By using less juice or less soft drink in the mix, young drinkers will get much the same effect as before, says Hubscher, and he predicts that the producers of light spirits will simply change their products to have 13.9 percent alcohol to bypass the new rules.

Independent Liquor, New Zealand’s largest light spirits producer, has done exactly that. It has reformulated its range of drinks to have an alcohol content of 13.9 percent in a move reported to have been "unashamedly aimed at beating" the teen-tax.

And if concern about the social impact of youth drinking is the real issue, why has the Government not attacked teenagers’ "drink of preference" – the sickly-sweet, brightly coloured, lolly-water beverages referred to as alco-pops or RTDs?

"Light spirits are of greater concern at the moment than alco-pops as the price of light spirits currently allows young people to purchase a greater quantity of alcohol for a less amount of money," is Anderton’s reply.

There’s a clear consensus, spoken on talkback radio and voiced in the odd editorial – the new tax will prompt a short-term reduction in youth binge drinking but it is not a long-term solution.

"Government should be addressing the question ‘why do young people or indeed any New Zealanders binge drink?’" says Robertson. "Instead they have a simplistic view that the price they pay for alcohol is their major driver to binge and it will be fixed by increasing the price, and that’s simply not the case."
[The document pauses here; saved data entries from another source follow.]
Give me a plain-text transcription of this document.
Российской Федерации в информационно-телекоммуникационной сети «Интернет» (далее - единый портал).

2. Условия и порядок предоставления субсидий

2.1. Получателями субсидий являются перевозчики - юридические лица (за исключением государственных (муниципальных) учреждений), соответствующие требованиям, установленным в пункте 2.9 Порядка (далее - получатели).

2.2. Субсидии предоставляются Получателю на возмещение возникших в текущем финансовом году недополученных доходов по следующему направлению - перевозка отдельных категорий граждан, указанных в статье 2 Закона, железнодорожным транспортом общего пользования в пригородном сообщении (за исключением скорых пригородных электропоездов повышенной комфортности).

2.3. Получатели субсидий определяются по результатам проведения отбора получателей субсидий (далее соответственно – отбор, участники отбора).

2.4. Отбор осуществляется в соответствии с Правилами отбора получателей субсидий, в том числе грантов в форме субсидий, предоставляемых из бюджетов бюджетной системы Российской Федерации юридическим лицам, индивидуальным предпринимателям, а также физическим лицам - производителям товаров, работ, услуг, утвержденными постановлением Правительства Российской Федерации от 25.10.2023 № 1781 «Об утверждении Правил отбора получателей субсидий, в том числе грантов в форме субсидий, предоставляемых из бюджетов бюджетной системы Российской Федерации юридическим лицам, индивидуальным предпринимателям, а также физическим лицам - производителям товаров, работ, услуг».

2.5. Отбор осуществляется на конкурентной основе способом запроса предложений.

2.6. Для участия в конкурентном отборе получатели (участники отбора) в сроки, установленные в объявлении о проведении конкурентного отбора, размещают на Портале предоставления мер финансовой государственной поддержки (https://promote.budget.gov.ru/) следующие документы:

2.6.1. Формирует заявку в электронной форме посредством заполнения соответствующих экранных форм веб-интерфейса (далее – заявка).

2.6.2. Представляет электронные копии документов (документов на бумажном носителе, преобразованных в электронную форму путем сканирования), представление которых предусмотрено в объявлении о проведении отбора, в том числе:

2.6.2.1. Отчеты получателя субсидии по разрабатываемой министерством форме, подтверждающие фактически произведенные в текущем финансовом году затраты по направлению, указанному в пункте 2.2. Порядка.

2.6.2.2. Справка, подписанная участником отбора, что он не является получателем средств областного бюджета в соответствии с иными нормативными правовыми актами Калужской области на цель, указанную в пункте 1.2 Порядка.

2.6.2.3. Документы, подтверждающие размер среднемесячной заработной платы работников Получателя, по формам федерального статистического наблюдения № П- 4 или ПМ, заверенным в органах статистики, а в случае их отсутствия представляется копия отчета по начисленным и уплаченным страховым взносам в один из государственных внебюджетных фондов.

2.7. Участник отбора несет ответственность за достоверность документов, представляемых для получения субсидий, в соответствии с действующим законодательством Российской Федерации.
Groups opposing liquor advertising aimed at young people report that it is the commercials that have lead to more teen binge drinking. Given that the Herald recently revealed that liquor companies received "mate’s rates" from government-owned Television New Zealand, to encourage intense advertising, it is hardly surprising that people are struggling to understand the logic behind the latest move.
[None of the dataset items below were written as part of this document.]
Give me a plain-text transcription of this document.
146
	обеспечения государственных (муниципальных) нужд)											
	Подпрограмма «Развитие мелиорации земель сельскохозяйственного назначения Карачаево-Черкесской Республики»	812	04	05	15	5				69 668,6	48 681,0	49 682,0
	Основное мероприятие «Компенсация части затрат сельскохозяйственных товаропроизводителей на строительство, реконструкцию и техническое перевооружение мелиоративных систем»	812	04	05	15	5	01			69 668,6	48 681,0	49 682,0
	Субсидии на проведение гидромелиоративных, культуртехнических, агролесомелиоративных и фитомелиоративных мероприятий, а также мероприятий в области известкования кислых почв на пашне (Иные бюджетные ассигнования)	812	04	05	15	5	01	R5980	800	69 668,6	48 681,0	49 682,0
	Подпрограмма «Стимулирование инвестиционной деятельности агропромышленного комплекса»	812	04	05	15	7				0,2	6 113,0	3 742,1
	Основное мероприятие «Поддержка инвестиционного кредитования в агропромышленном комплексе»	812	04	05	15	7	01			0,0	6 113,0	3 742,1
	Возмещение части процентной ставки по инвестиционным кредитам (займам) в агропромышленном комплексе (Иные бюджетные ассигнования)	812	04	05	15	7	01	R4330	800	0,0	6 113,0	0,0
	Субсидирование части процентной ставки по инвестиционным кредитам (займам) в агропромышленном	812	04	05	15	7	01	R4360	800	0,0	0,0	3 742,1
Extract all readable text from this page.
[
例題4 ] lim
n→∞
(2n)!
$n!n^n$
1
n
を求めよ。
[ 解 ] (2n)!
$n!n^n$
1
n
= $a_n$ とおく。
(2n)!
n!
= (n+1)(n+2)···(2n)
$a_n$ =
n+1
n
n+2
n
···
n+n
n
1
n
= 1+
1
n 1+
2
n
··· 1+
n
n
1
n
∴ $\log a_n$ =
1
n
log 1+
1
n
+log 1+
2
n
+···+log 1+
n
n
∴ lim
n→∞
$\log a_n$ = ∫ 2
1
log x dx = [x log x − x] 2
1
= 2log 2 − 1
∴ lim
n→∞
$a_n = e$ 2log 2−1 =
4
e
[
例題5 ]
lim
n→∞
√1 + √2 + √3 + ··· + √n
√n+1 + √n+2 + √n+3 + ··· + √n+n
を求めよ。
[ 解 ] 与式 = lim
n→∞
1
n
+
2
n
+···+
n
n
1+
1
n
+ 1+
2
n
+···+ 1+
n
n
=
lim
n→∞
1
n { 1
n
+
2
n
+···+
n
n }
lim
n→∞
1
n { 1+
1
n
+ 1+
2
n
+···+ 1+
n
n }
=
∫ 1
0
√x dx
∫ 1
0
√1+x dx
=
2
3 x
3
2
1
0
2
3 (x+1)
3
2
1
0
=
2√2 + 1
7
Robertson is one of many who argue that the Government would be concentrating on more fundamental questions if social interest was the priority. Others see it as a little contradictory that a ‘conscience vote’ in Parliament led to the lowering of the drinking age in the first place, and some say the lack of consultation was a flouting of the democratic process.
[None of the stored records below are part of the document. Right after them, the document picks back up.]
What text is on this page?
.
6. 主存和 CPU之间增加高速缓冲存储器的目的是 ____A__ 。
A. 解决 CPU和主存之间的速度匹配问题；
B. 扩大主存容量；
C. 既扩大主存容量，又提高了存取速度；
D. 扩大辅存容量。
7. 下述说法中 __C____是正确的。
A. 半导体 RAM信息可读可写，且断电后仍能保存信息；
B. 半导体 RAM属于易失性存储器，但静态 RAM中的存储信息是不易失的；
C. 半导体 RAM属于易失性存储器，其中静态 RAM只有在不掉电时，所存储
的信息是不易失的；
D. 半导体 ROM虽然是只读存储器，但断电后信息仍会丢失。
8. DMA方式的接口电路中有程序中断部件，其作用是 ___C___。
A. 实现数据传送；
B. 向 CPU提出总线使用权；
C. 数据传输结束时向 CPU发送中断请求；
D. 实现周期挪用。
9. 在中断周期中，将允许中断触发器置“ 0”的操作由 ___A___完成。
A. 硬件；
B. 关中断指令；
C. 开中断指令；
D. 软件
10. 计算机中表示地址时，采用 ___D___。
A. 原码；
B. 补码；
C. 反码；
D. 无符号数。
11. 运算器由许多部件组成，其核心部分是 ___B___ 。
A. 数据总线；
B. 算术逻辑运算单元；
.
However, it is hard to argue with the underlying principle, or indeed the statistics, that teenage binge drinking is a serious concern, not just for the healthy development of that cohort, but also for society as whole. And yet, it is an issue that most agree necessitates action that actually hits the mark - a more measured response than the impromptu measures carried through a sleepy Parliament that night. Instead, says Robertson, "Government has used a sledge hammer and missed the target."